Environmental effects

Environmental fate

Finely divided particles of nickel and nickel compounds are mainly carried by air. Both natural sources and human activity contribute to the atmosphere, with input from both stationary and mobile sources. Various dry and wet precipitation processes remove particulate matter as wash-out or fallout from the atmosphere, with transfer to soils and waters. Soilborne nickel may enter waters by surface run-off or by percolation into groundwater.

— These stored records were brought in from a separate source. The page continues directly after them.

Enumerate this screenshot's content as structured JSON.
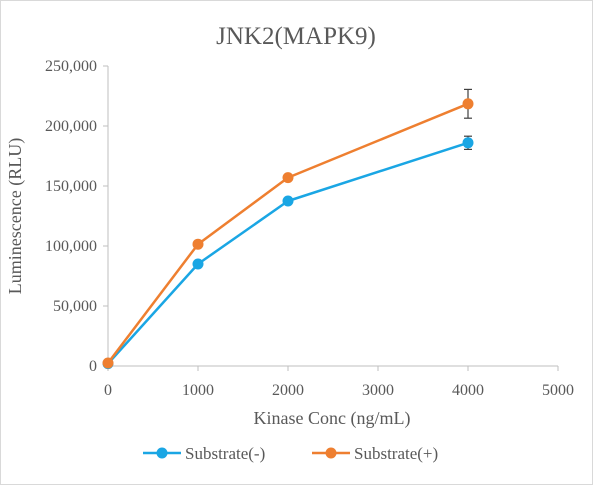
{
  "chart_data": {
    "type": "line",
    "title": "JNK2(MAPK9)",
    "xlabel": "Kinase Conc (ng/mL)",
    "ylabel": "Luminescence (RLU)",
    "xlim": [
      0,
      5000
    ],
    "ylim": [
      0,
      250000
    ],
    "x_ticks": [
      0,
      1000,
      2000,
      3000,
      4000,
      5000
    ],
    "x_tick_labels": [
      "0",
      "1000",
      "2000",
      "3000",
      "4000",
      "5000"
    ],
    "y_ticks": [
      0,
      50000,
      100000,
      150000,
      200000,
      250000
    ],
    "y_tick_labels": [
      "0",
      "50,000",
      "100,000",
      "150,000",
      "200,000",
      "250,000"
    ],
    "grid": false,
    "legend_position": "bottom",
    "x": [
      0,
      1000,
      2000,
      4000
    ],
    "series": [
      {
        "name": "Substrate(-)",
        "color": "#1aa6e4",
        "values": [
          2000,
          85000,
          137500,
          186000
        ],
        "errors": [
          500,
          1000,
          1500,
          5500
        ]
      },
      {
        "name": "Substrate(+)",
        "color": "#ee7f30",
        "values": [
          2500,
          101500,
          157000,
          218500
        ],
        "errors": [
          500,
          2000,
          1500,
          12000
        ]
      }
    ]
  }
}
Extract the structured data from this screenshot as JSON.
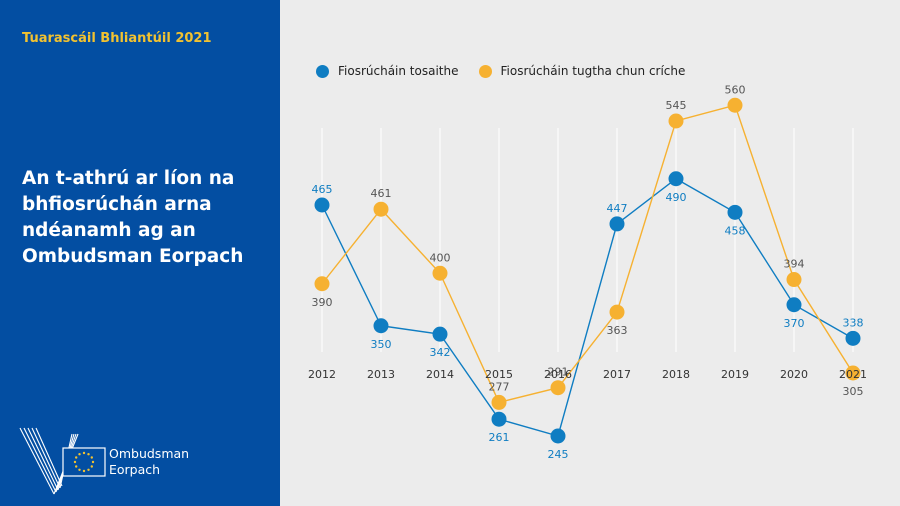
{
  "report_title": "Tuarascáil Bhliantúil 2021",
  "heading": "An t-athrú ar líon na bhfiosrúchán arna ndéanamh ag an Ombudsman Eorpach",
  "logo": {
    "line1": "Ombudsman",
    "line2": "Eorpach"
  },
  "colors": {
    "sidebar": "#034ea2",
    "accent": "#f2c230",
    "series_opened": "#0f7dc2",
    "series_closed": "#f6b131",
    "background": "#ececec"
  },
  "legend": [
    "Fiosrúcháin tosaithe",
    "Fiosrúcháin tugtha chun críche"
  ],
  "chart_data": {
    "type": "line",
    "x": [
      "2012",
      "2013",
      "2014",
      "2015",
      "2016",
      "2017",
      "2018",
      "2019",
      "2020",
      "2021"
    ],
    "series": [
      {
        "name": "Fiosrúcháin tosaithe",
        "values": [
          465,
          350,
          342,
          261,
          245,
          447,
          490,
          458,
          370,
          338
        ],
        "color": "#0f7dc2"
      },
      {
        "name": "Fiosrúcháin tugtha chun críche",
        "values": [
          390,
          461,
          400,
          277,
          291,
          363,
          545,
          560,
          394,
          305
        ],
        "color": "#f6b131"
      }
    ],
    "grid": false,
    "legend_position": "top-left"
  }
}
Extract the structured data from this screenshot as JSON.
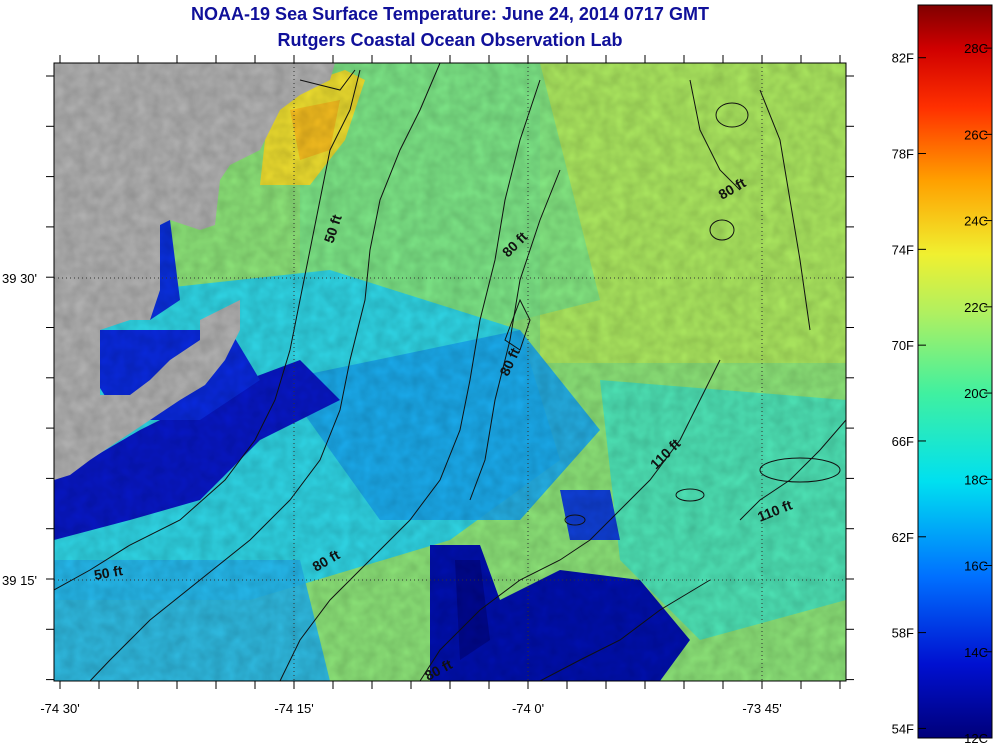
{
  "title": "NOAA-19 Sea Surface Temperature:  June 24, 2014 0717 GMT",
  "subtitle": "Rutgers Coastal Ocean Observation Lab",
  "axes": {
    "x_ticks": [
      "-74 30'",
      "-74 15'",
      "-74 0'",
      "-73 45'"
    ],
    "y_ticks": [
      "39 30'",
      "39 15'"
    ]
  },
  "contour_labels": [
    "50 ft",
    "80 ft",
    "80 ft",
    "80 ft",
    "110 ft",
    "110 ft",
    "50 ft",
    "80 ft",
    "80 ft"
  ],
  "colorbar": {
    "fahrenheit": [
      "82F",
      "78F",
      "74F",
      "70F",
      "66F",
      "62F",
      "58F",
      "54F"
    ],
    "celsius": [
      "28C",
      "26C",
      "24C",
      "22C",
      "20C",
      "18C",
      "16C",
      "14C",
      "12C"
    ],
    "range_c": [
      12,
      29
    ]
  },
  "colors": {
    "land": "#b4b4b4",
    "title": "#10109a"
  }
}
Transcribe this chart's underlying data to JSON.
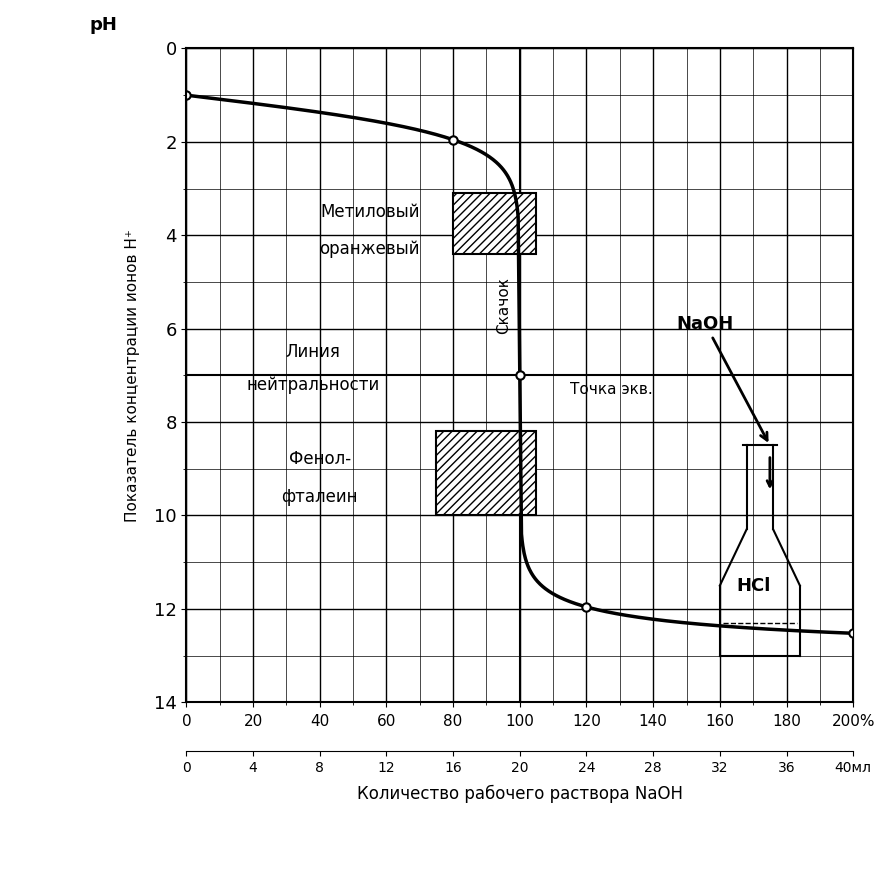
{
  "title": "",
  "ylabel": "Показатель концентрации ионов H⁺",
  "xlabel": "Количество рабочего раствора NaOH",
  "ph_label": "pH",
  "ylim": [
    0,
    14
  ],
  "xlim": [
    0,
    200
  ],
  "yticks": [
    0,
    2,
    4,
    6,
    8,
    10,
    12,
    14
  ],
  "xticks_pct": [
    0,
    20,
    40,
    60,
    80,
    100,
    120,
    140,
    160,
    180,
    200
  ],
  "xticks_ml": [
    0,
    4,
    8,
    12,
    16,
    20,
    24,
    28,
    32,
    36,
    40
  ],
  "neutral_ph": 7,
  "equiv_pct": 100,
  "methyl_orange_ph_low": 3.1,
  "methyl_orange_ph_high": 4.4,
  "phenolphthalein_ph_low": 8.2,
  "phenolphthalein_ph_high": 10.0,
  "naoh_label": "NaOH",
  "hcl_label": "HCl",
  "skakon_label": "Скачок",
  "tochka_label": "Точка экв.",
  "methyl_label_line1": "Метиловый",
  "methyl_label_line2": "оранжевый",
  "phenol_label_line1": "Фенол-",
  "phenol_label_line2": "фталеин",
  "line_color": "#000000",
  "hatch_color": "#000000",
  "bg_color": "#ffffff"
}
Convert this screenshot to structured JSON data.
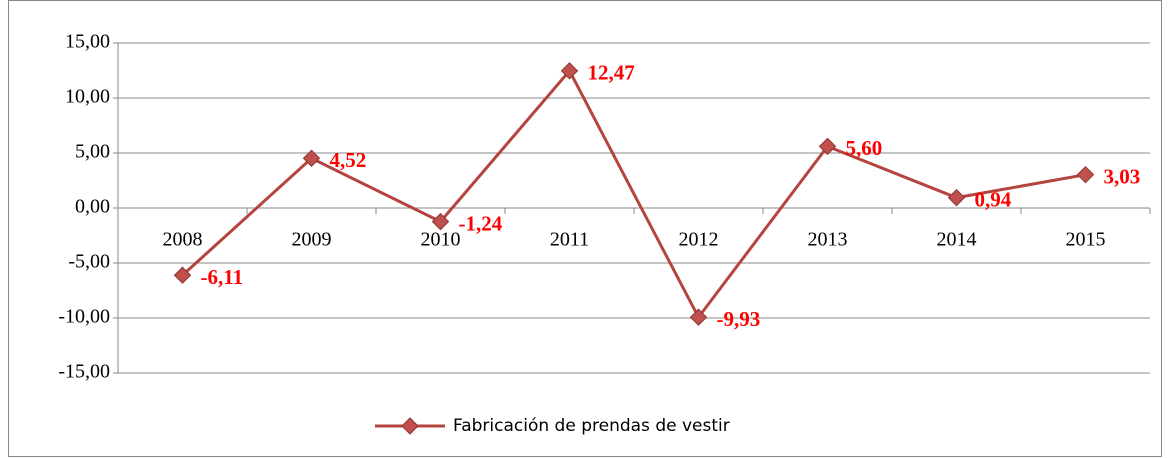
{
  "chart_data": {
    "type": "line",
    "categories": [
      "2008",
      "2009",
      "2010",
      "2011",
      "2012",
      "2013",
      "2014",
      "2015"
    ],
    "series": [
      {
        "name": "Fabricación de prendas de vestir",
        "color": "#b5443f",
        "marker_color": "#c0504d",
        "values": [
          -6.11,
          4.52,
          -1.24,
          12.47,
          -9.93,
          5.6,
          0.94,
          3.03
        ],
        "value_labels": [
          "-6,11",
          "4,52",
          "-1,24",
          "12,47",
          "-9,93",
          "5,60",
          "0,94",
          "3,03"
        ]
      }
    ],
    "ylim": [
      -15,
      15
    ],
    "yticks": [
      {
        "value": -15,
        "label": "-15,00"
      },
      {
        "value": -10,
        "label": "-10,00"
      },
      {
        "value": -5,
        "label": "-5,00"
      },
      {
        "value": 0,
        "label": "0,00"
      },
      {
        "value": 5,
        "label": "5,00"
      },
      {
        "value": 10,
        "label": "10,00"
      },
      {
        "value": 15,
        "label": "15,00"
      }
    ],
    "grid": true,
    "legend": "bottom"
  }
}
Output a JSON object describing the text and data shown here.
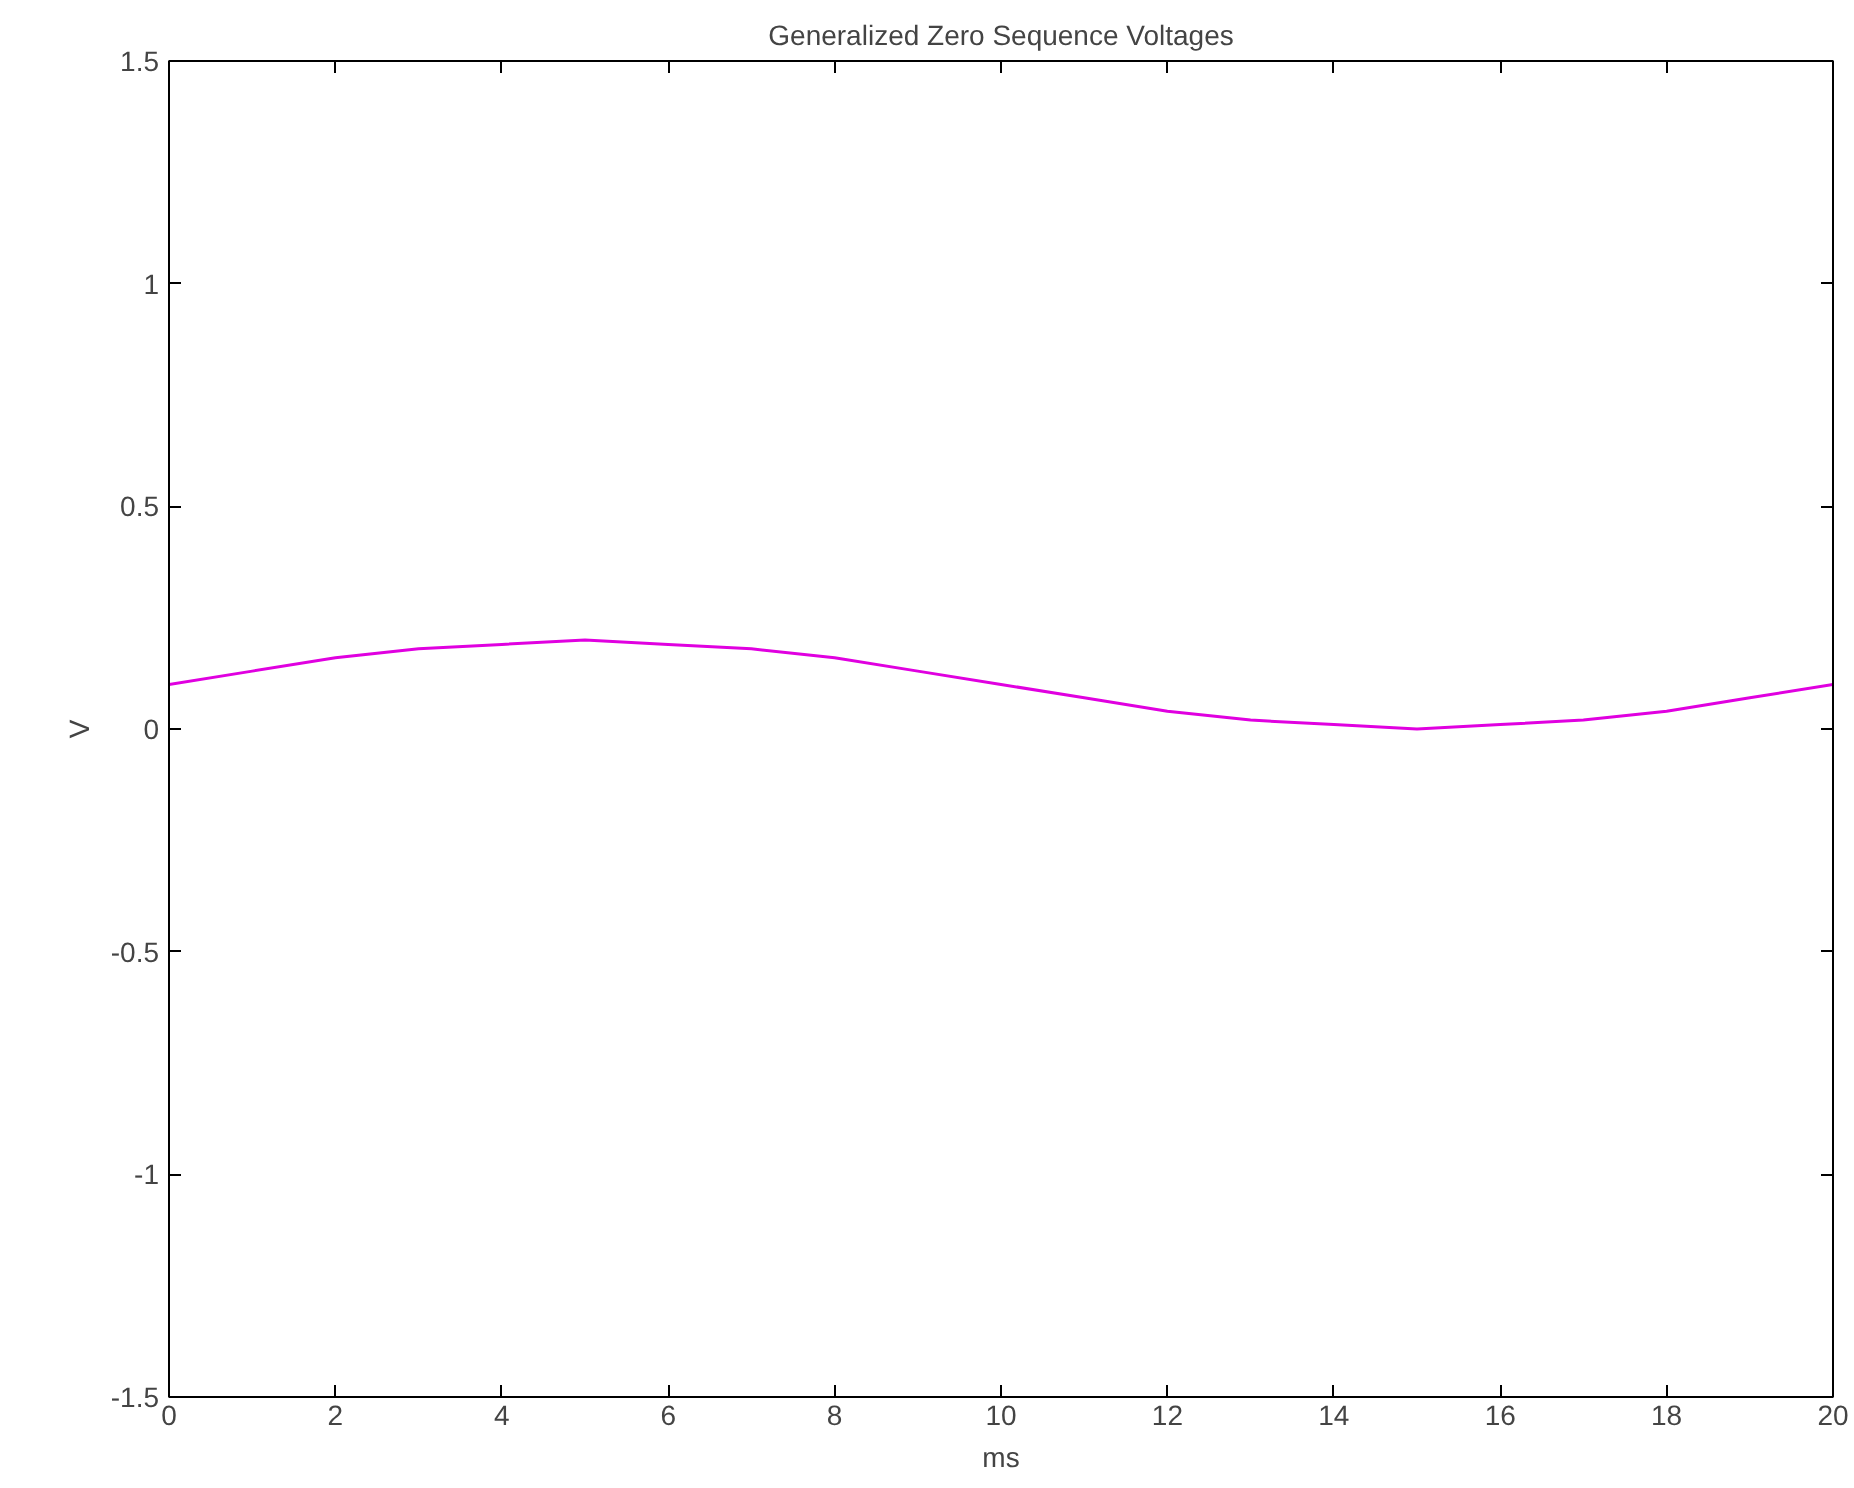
{
  "chart_data": {
    "type": "line",
    "title": "Generalized Zero Sequence Voltages",
    "xlabel": "ms",
    "ylabel": "V",
    "x": [
      0,
      1,
      2,
      3,
      4,
      5,
      6,
      7,
      8,
      9,
      10,
      11,
      12,
      13,
      14,
      15,
      16,
      17,
      18,
      19,
      20
    ],
    "series": [
      {
        "color": "#e000e0",
        "values": [
          0.1,
          0.13,
          0.16,
          0.18,
          0.19,
          0.2,
          0.19,
          0.18,
          0.16,
          0.13,
          0.1,
          0.07,
          0.04,
          0.02,
          0.01,
          0.0,
          0.01,
          0.02,
          0.04,
          0.07,
          0.1
        ]
      }
    ],
    "xlim": [
      0,
      20
    ],
    "xticks": [
      0,
      2,
      4,
      6,
      8,
      10,
      12,
      14,
      16,
      18,
      20
    ],
    "ylim": [
      -1.5,
      1.5
    ],
    "yticks": [
      -1.5,
      -1,
      -0.5,
      0,
      0.5,
      1,
      1.5
    ],
    "grid": false,
    "marker": "none",
    "line_style": "solid"
  }
}
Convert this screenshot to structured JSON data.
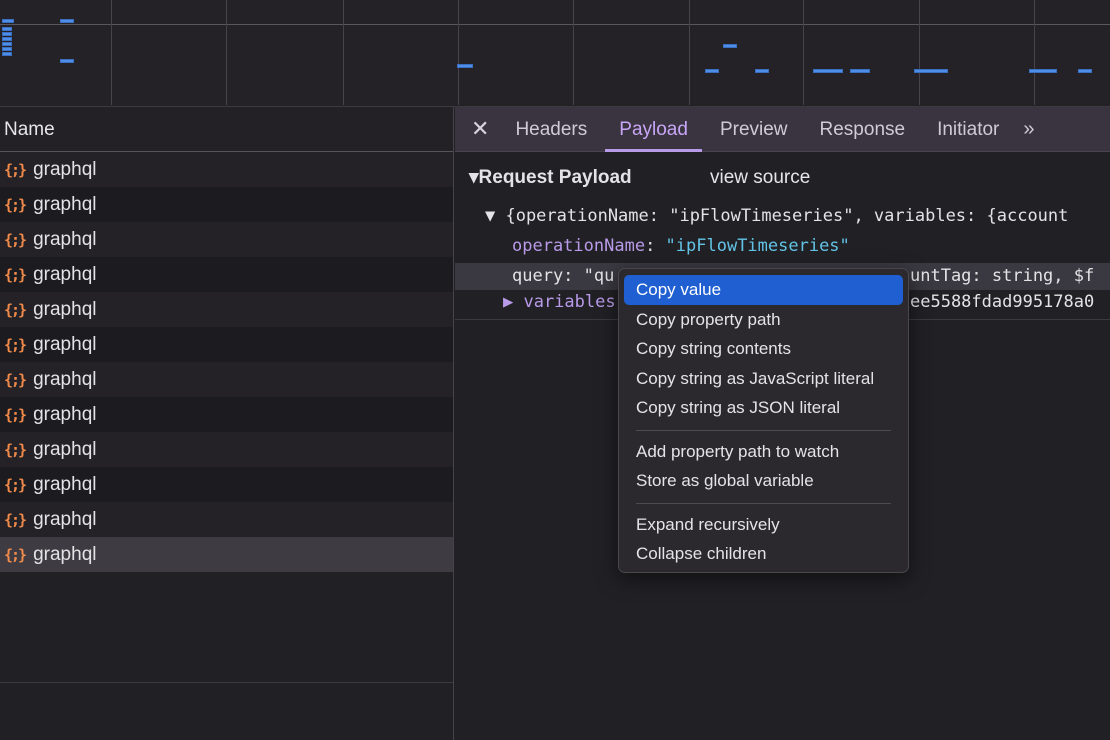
{
  "requests_header": "Name",
  "requests": [
    {
      "name": "graphql",
      "icon": "{;}"
    },
    {
      "name": "graphql",
      "icon": "{;}"
    },
    {
      "name": "graphql",
      "icon": "{;}"
    },
    {
      "name": "graphql",
      "icon": "{;}"
    },
    {
      "name": "graphql",
      "icon": "{;}"
    },
    {
      "name": "graphql",
      "icon": "{;}"
    },
    {
      "name": "graphql",
      "icon": "{;}"
    },
    {
      "name": "graphql",
      "icon": "{;}"
    },
    {
      "name": "graphql",
      "icon": "{;}"
    },
    {
      "name": "graphql",
      "icon": "{;}"
    },
    {
      "name": "graphql",
      "icon": "{;}"
    },
    {
      "name": "graphql",
      "icon": "{;}",
      "selected": true
    }
  ],
  "tabs": {
    "close": "✕",
    "items": [
      "Headers",
      "Payload",
      "Preview",
      "Response",
      "Initiator"
    ],
    "active": "Payload",
    "more": "»"
  },
  "payload": {
    "section_title": "▾Request Payload",
    "view_source": "view source",
    "summary": "▼ {operationName: \"ipFlowTimeseries\", variables: {account",
    "op_key": "operationName",
    "op_value": "\"ipFlowTimeseries\"",
    "query_start": "query: \"qu",
    "query_end": "untTag: string, $f",
    "variables_key": "▶ variables",
    "variables_end": "ee5588fdad995178a0"
  },
  "context_menu": {
    "groups": [
      [
        "Copy value",
        "Copy property path",
        "Copy string contents",
        "Copy string as JavaScript literal",
        "Copy string as JSON literal"
      ],
      [
        "Add property path to watch",
        "Store as global variable"
      ],
      [
        "Expand recursively",
        "Collapse children"
      ]
    ],
    "highlighted": "Copy value"
  },
  "colors": {
    "accent": "#c7a6f5",
    "highlight": "#1f5fd1",
    "bar": "#4f8ee8",
    "graphql_icon": "#f08a4b"
  }
}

Nickel occurs naturally in surface waters from the weathering of minerals and rocks. Once nickel is in surface and groundwater systems, physical and chemical interactions (complexation, precipitation/dissolution, adsorption/desorption, and oxidation/reduction) will determine its fate. Under normal conditions, nickel is overwhelmingly associated with abundant iron and manganese particles that precipitate and absorb free nickel ions. Much of the nickel in the environment is, therefore, found in soils and sediments. Organic material in polluted environments will keep nickel soluble.

Environmental transport

Nickel can be transported as particles released into the atmosphere or as dissolved compounds in natural waters.

Environmental guidelines

Australian Water Quality Guidelines for Fresh and Marine Waters (ANZECC 1992):

What effect might nickel and compounds have on the environment?

Very small amounts of nickel have been shown to be essential for normal growth and reproduction in some species of animals. Nickel and its compounds can have high acute and chronic toxicity to aquatic life. Nickel toxicity to aquatic organisms is determined by water hardness: the softer the water, the higher the toxicity. There is not enough information to evaluate or predict the short-term and long-term effects of nickel and its compounds to plants, birds or land animals. Nickel does not appear to bioaccumulate in fish, plants or animals used for food.